Küpeştedeydim oğlum balık ayıklıyordu,
sevdanın güneşine tutunduğumda,
gözlerim kamaşıyor Karataş?ta ansızın
onu gördüğüm, onu yitirdiğim an
rüzgarını kokularla sürünmüş bedenine
kendini uçuruyor sanki rüzgarla,hızla
göğsüme dokunuyor sevdanın hırçın eli
nerdeyim, unutmuşum, nerdeyim hangi handa.
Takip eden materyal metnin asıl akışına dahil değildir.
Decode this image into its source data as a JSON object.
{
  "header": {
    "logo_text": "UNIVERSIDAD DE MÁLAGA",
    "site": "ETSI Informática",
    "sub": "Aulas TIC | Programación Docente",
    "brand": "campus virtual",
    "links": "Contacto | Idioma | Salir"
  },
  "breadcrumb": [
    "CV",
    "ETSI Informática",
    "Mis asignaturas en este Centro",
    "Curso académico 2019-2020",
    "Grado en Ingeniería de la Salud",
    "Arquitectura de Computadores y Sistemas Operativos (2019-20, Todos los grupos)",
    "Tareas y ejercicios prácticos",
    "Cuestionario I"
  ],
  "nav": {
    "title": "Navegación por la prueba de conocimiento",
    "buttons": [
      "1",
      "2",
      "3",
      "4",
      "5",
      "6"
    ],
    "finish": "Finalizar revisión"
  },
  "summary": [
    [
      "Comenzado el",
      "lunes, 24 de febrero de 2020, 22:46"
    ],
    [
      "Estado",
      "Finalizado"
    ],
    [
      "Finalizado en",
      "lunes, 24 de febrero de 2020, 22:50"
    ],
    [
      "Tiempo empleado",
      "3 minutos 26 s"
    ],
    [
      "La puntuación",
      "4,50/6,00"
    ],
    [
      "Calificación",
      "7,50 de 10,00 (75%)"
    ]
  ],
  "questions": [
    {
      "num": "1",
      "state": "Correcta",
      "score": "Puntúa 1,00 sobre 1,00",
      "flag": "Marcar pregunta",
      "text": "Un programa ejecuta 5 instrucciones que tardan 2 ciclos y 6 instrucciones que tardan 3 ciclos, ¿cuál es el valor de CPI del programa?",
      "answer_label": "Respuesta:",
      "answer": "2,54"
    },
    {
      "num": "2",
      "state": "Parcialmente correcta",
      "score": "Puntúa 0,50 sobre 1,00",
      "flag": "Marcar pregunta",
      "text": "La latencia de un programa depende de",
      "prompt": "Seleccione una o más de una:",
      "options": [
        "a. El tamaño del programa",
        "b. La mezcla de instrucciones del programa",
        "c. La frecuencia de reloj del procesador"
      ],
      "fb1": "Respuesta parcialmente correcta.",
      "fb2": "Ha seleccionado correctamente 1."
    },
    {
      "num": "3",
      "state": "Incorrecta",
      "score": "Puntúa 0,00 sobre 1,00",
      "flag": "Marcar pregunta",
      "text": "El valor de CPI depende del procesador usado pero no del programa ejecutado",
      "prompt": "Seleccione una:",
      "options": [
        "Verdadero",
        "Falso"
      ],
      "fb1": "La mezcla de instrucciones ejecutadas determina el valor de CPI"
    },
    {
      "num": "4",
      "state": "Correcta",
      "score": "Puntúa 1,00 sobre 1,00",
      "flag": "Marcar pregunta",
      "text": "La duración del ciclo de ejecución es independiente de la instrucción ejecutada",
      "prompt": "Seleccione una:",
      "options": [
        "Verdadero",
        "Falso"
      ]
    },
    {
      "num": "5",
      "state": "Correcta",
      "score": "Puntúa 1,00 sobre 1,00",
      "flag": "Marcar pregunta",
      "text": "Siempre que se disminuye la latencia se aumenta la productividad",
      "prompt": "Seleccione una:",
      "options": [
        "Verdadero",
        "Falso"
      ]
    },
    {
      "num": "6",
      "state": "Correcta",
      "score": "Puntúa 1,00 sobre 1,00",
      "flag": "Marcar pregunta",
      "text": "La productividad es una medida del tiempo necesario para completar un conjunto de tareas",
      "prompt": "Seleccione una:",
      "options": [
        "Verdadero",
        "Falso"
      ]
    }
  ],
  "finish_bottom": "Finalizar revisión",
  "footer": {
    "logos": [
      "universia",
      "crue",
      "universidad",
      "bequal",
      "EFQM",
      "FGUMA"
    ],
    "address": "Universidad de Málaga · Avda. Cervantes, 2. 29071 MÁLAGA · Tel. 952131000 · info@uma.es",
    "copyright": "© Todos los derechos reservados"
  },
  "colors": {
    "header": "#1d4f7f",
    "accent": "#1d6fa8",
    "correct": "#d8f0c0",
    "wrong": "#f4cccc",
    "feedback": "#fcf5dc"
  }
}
Bir kızım olsaydı Ebru koysaydım adını,
bir torunum olsaydı güneş-deniz kokulu,
inseydim o merdivenden kamaşa, gözlerim kamaşa,

seni bulduğum yerde birden yitirmeseydim,
gerdanlığın gümüşten, küpelerin platin
olaydı, sevdanın bittiğinde gelseydin.

Balkonuma martı kondu, güvercin bezeli,
küpeştede yüreğim denizi içiyordu,
geldin, ağrı-sızılı hücreni de doladın
kahkahanın sümbülüne su vere vere
kadehin yine doluydu ruhunu söken,
uçuruyordu seni sevda cehennemine,
geldin, sonra duruldu göğsümüzdeki sancı.

Küpeştede hüzün süzen bir yalnız mıyım şimdi.